This project enables to reproduce the numerical experiments used to produce the tables and figures of the paper Optimal Counterfactual Explanations in Tree Ensemble by Axel Parmentier and Thibaut Vidal in the proceedings of the thirty-eighth International Conference on Machine Learning, 2021, in press.
The folder datasets contains the datasets on which ones the numerical experiments are performed.
The folder src contains all the source code. Launching the script src/runPaperExperiments.py will (after a significant amount of computing time) build all the numerical experiments of the paper.
Once the numerical experiments have been run, the folder counterfactuals contains all the inputs for which ones counterfactuals are sought. And the folder results contains csv files with the results of the numerical experiments used to build the figures and tables of the paper.
Author: Axel Parmentier
This project requires the gurobi solver. Free academic licenses are available. Please consult.
- https://www.gurobi.com/academia/academic-program-and-licenses/
- https://www.gurobi.com/downloads/end-user-license-agreement-academic/
Run the following commands from the project root to install the requirements (you may have to install python and venv before. If you have run the mace experiments, then you must deactivate your venv environment, either by running the deactivate command, or by opening a new console.)
virtualenv -p python3.8 env
source env/bin/activate
pip install -r requirements.txt
python -m pip install -i https://pypi.gurobi.com gurobipyRun the following commands from the project root to launch the numerical experiments
source env/bin/activate
python src/runPaperExperiments.pyThe folder results then contains the csv files that have been used to produce the figures and tables of the paper, except the Benchmark with mace (see Section at the end of this ReadMe).
The results files are csv files. The meaning of the different columns is described below.

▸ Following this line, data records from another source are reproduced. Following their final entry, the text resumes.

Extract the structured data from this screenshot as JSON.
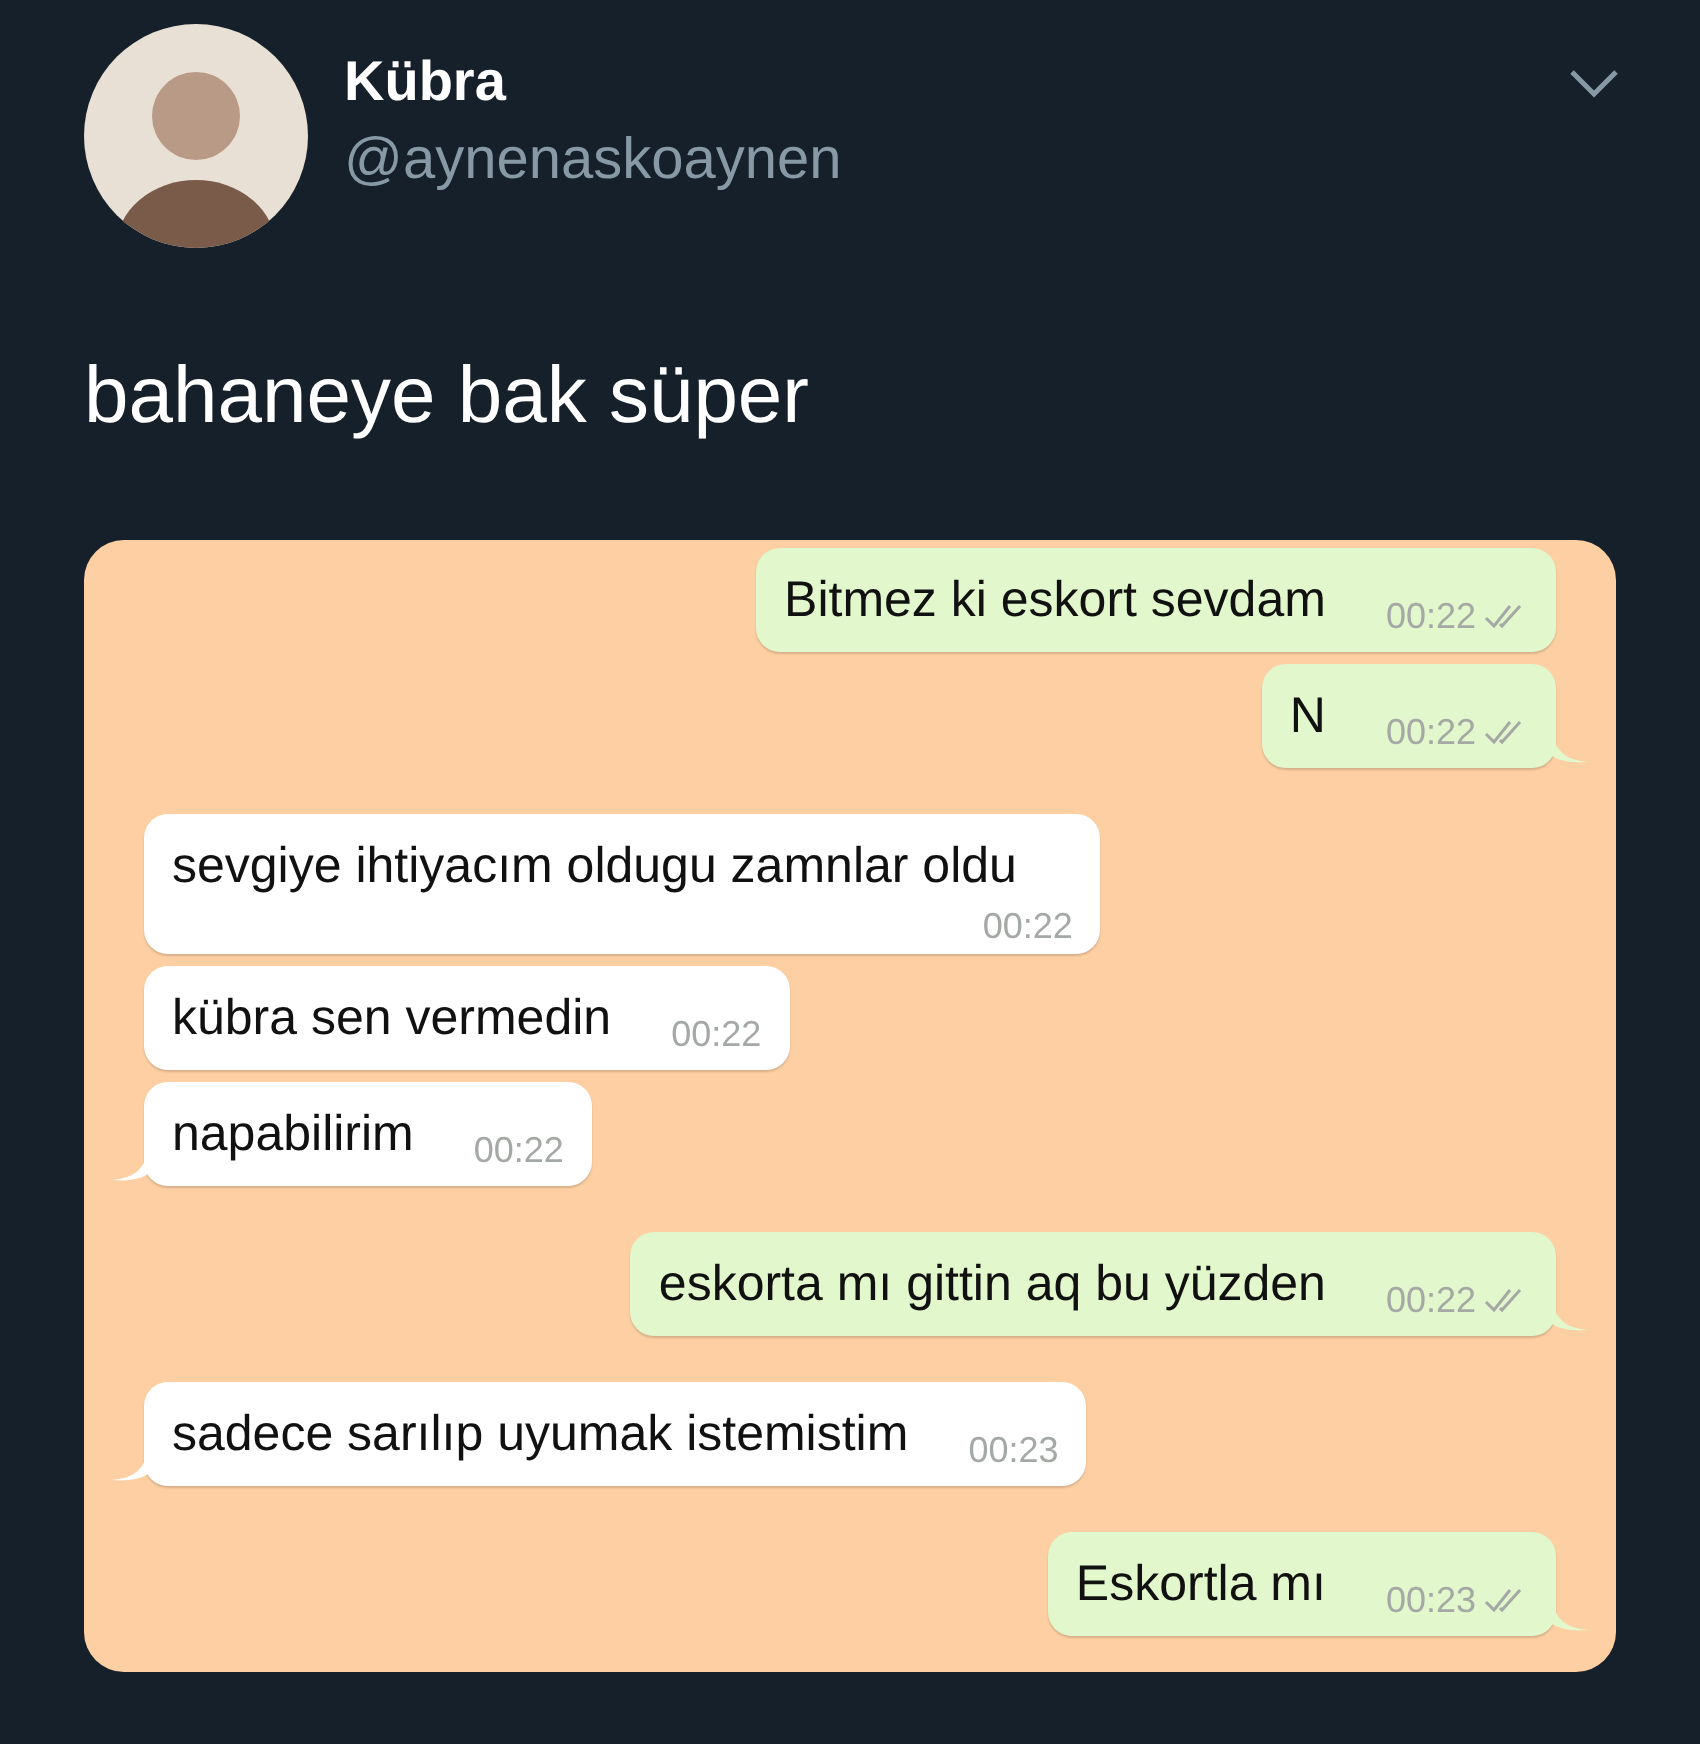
{
  "tweet": {
    "name": "Kübra",
    "handle": "@aynenaskoaynen",
    "text": "bahaneye bak süper"
  },
  "chat": {
    "messages": [
      {
        "kind": "sent",
        "text": "Bitmez ki eskort sevdam",
        "time": "00:22",
        "tail": false,
        "time_below": false
      },
      {
        "kind": "sent",
        "text": "N",
        "time": "00:22",
        "tail": true,
        "time_below": false
      },
      {
        "kind": "received",
        "text": "sevgiye ihtiyacım oldugu zamnlar oldu",
        "time": "00:22",
        "tail": false,
        "time_below": true
      },
      {
        "kind": "received",
        "text": "kübra sen vermedin",
        "time": "00:22",
        "tail": false,
        "time_below": false
      },
      {
        "kind": "received",
        "text": "napabilirim",
        "time": "00:22",
        "tail": true,
        "time_below": false
      },
      {
        "kind": "sent",
        "text": "eskorta mı gittin aq bu yüzden",
        "time": "00:22",
        "tail": true,
        "time_below": false
      },
      {
        "kind": "received",
        "text": "sadece sarılıp uyumak istemistim",
        "time": "00:23",
        "tail": true,
        "time_below": false
      },
      {
        "kind": "sent",
        "text": "Eskortla mı",
        "time": "00:23",
        "tail": true,
        "time_below": false
      }
    ]
  }
}
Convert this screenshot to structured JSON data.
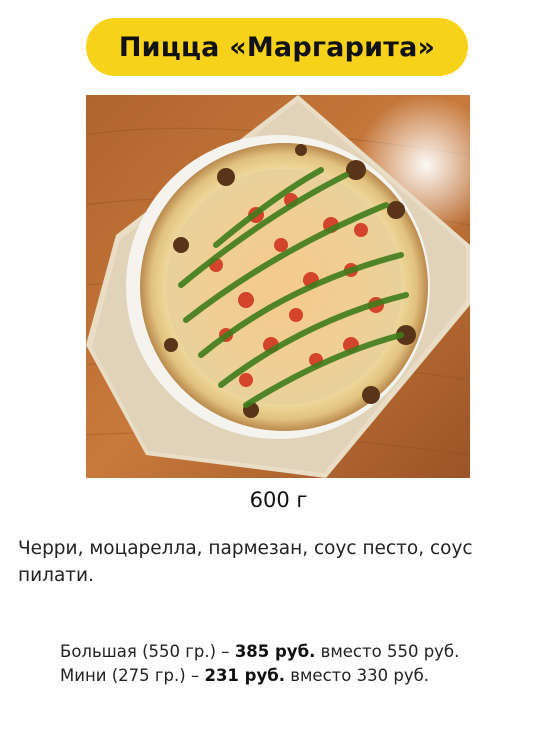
{
  "title": "Пицца «Маргарита»",
  "image_alt": "pizza-photo",
  "weight": "600 г",
  "description": "Черри, моцарелла, пармезан, соус песто, соус пилати.",
  "sizes": [
    {
      "label": "Большая (550 гр.) – ",
      "price": "385 руб.",
      "old": " вместо 550 руб."
    },
    {
      "label": "Мини (275 гр.) – ",
      "price": "231 руб.",
      "old": " вместо 330 руб."
    }
  ],
  "colors": {
    "accent": "#f7d21a",
    "text": "#111111"
  }
}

- trainingSetFile: file containing the training data
- rf_max_depth: max_depth parameter of the (sklearn) random forest trained, corresponding to the depth of the trees
- rf_n_estimators: n_estimators parameter of the (sklearn) random forest trained, corresponding to the number of trees in the forest
- ilfActivated: is the isolation forest taken into account when seeking counterfactuals
- ilf_max_samples: max_samples parameter of the (sklearn) isolation forest trained (~number of nodes in the trees)
- ilf_n_estimators: n_estimators parameter of the (sklearn) isolation forest trained, corresponding to the number of trees in the forest
- random_state: random number generator seed for sklearn
- train_score: sklearn train_score of the random forest on the training set
- test_score: sklearn test_score of the random forest on the test set
- counterfactualsFile: file containing the counterfactuals seekes
- counterfactual_index: index of the counterfactual in counterfactualsFile
- useCui: if True, use OAE to solve the model; Otherwise use OCEAN
- objectiveNorm: 0, 1, or 2: indicates the norm used in objective, l0, l1, or l2 (OAE implementation valid only with norm 1)
- randomForestMilp.model.status: gurobi status at the end
- randomForestMilp.runTime: gurobi runtime
- randomForestMilp.objValue: gurobi objective value
- plausible: Is the result plausible
- solution (all the columns starting from this one): optimal solution (for the rescaled features)
Build numerical results using mace by going to folder maceUpdatedForOceanBenchmark and following the instructions in maceUpdatedForOceanBenchmark/ReadMe.md
You can then get back to this directory, and launch the benchmark with
source env/bin/activate
python src/runBenchmarkWithMace.py